Monsieur Jean, le patron, est un métro sans âge, planté ici depuis on ne sait
trop quand. Son 'café' est un spectacle vivant, un petit rade assez miteux
aux murs couverts de souvenirs marquant le passage des ans. Parmi ceux-ci,
des photos vieillies de la passion de Monsieur Jean, celle-là même pour laquelle
nous débarquons chez lui aujourd'hui: le rugby.
Aujourd'hui, en effet, dans le cadre du Tournoi des Six Nations, la France
joue contre le Pays de Galles. Une bonne trentaine de métros a, comme nous,
fait le déplacement, encourageant les Bleus de verres de rhum à 5 frs et de
bières à 10 frs... Si le spectacle sur la pelouse n'est pas des meilleurs
(la France perdra 43-35), celui de ce petit troquet vaut le détour... C'est
là que nous retrouvons Stéphane, celui-là même qui nous a conduit au village
amérindien hier soir...
- Salut! Il faut que je vous parle, entame-t-il. Avec Evelyne, on a réagi
trop tard hier, mais vous auriez pu venir à la maison. Si ça vous dit et que
vous n'avez rien de prévu aujourd'hui, je vous y emmène! On va casser une
petite croûte, poursuit-il.
Enchantés et toujours à l'affût de rencontres sympas, nous acceptons son offre
avec entrain.
- Juste un truc: il faut que je récupère Thomas, notre fils, à l'école. Après
on y va si vous voulez!
- OK, ça marche!
En arrivant dans leur maison de location, Evelyne, sa femme, nous accueille.
- Excusez-moi, j'suis un peu dans le pâté... Je n'ai dormi que 3 heures, c'est
un peu dur ce matin.
Infirmière à l'hôpital de Saint Laurent où elle fait les nuits, elle travaille
ici depuis 3 mois. Stéphane, lui, est maître-artisan et recherche un moyen
pour monter son business.
- Ici, rien n'est facile et tellement différent de la métropole, nous explique-t-il.
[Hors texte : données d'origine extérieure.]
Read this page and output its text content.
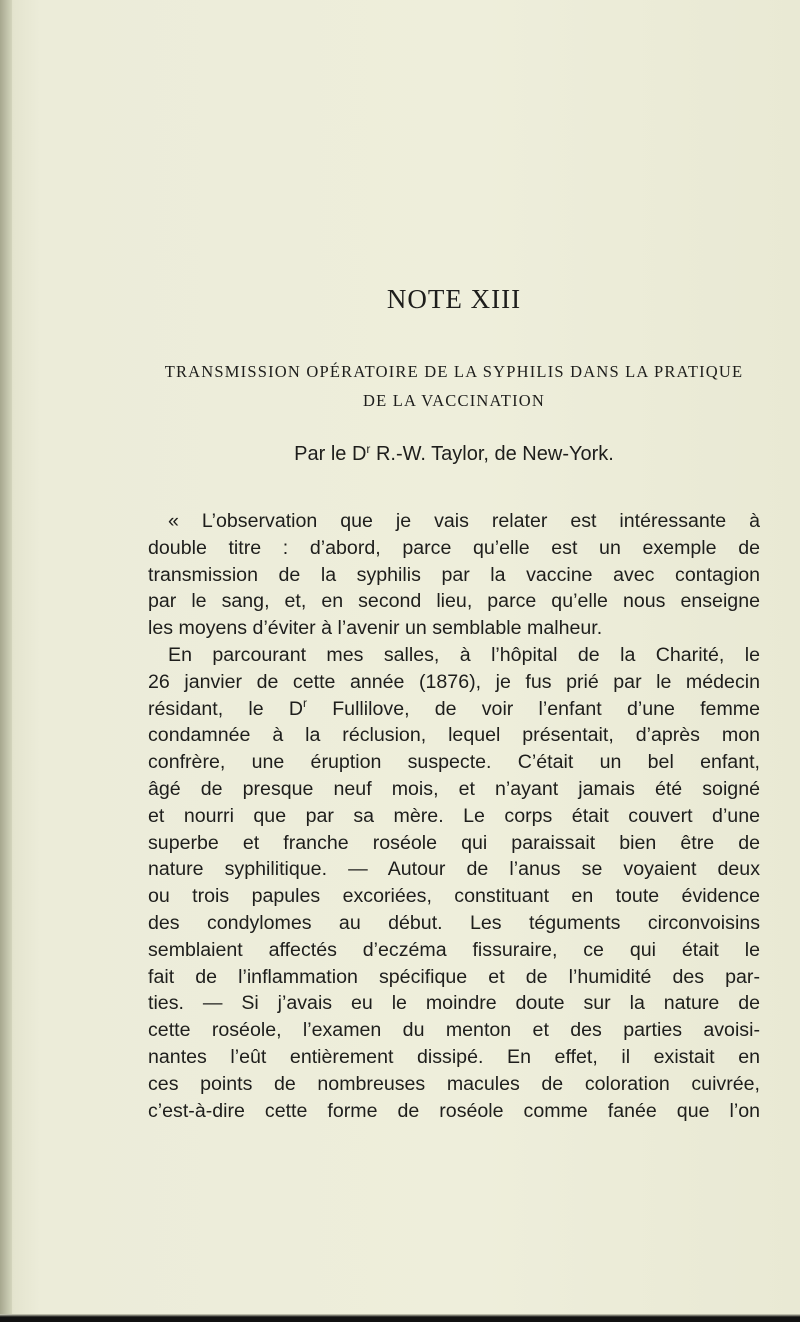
NOTE XIII
TRANSMISSION OPÉRATOIRE DE LA SYPHILIS DANS LA PRATIQUE
DE LA VACCINATION
Par le $D^r$ R.-W. Taylor, de New-York.
« L’observation que je vais relater est intéressante à
double titre : d’abord, parce qu’elle est un exemple de
transmission de la syphilis par la vaccine avec contagion
par le sang, et, en second lieu, parce qu’elle nous enseigne
les moyens d’éviter à l’avenir un semblable malheur.
En parcourant mes salles, à l’hôpital de la Charité, le
26 janvier de cette année (1876), je fus prié par le médecin
résidant, le $D^r$ Fullilove, de voir l’enfant d’une femme
condamnée à la réclusion, lequel présentait, d’après mon
confrère, une éruption suspecte. C’était un bel enfant,
âgé de presque neuf mois, et n’ayant jamais été soigné
et nourri que par sa mère. Le corps était couvert d’une
superbe et franche roséole qui paraissait bien être de
nature syphilitique. — Autour de l’anus se voyaient deux
ou trois papules excoriées, constituant en toute évidence
des condylomes au début. Les téguments circonvoisins
semblaient affectés d’eczéma fissuraire, ce qui était le
fait de l’inflammation spécifique et de l’humidité des par-
ties. — Si j’avais eu le moindre doute sur la nature de
cette roséole, l’examen du menton et des parties avoisi-
nantes l’eût entièrement dissipé. En effet, il existait en
ces points de nombreuses macules de coloration cuivrée,
c’est-à-dire cette forme de roséole comme fanée que l’on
Avant de se lancer, il faut savoir où on met les pieds... J'apprends à connaître
en ce moment...
Très sympas,
Evelyne et Stéphane aiment la route et ont déjà pas mal baroudé. Les trois
dernières années, ils ont voyagé en Afrique du Nord dans un camion-maison
en bois entièrement fait de leurs mains. Des anecdotes, des histoires et des
rencontres, ils en ont des dizaines et nous ne nous ennuyons pas en leur compagnie.
Tendant notre hamac dans ce qui fait office de pièce commune, leur maison
devient notre campement pendant 2 jours.
Vers 8h30, le lundi 19 mars, Stéphane nous conduit jusqu'à Saint Laurent où
il nous laisse sur les bords du Maroni que nous voulons remonter en pirogue.
- Su vous revenez par Saint Laurent, revenez nous raconter tout ça, conlut
Stéphane, en guise d'adieu.
- OK, pas de problème! Et encore merci pour tout!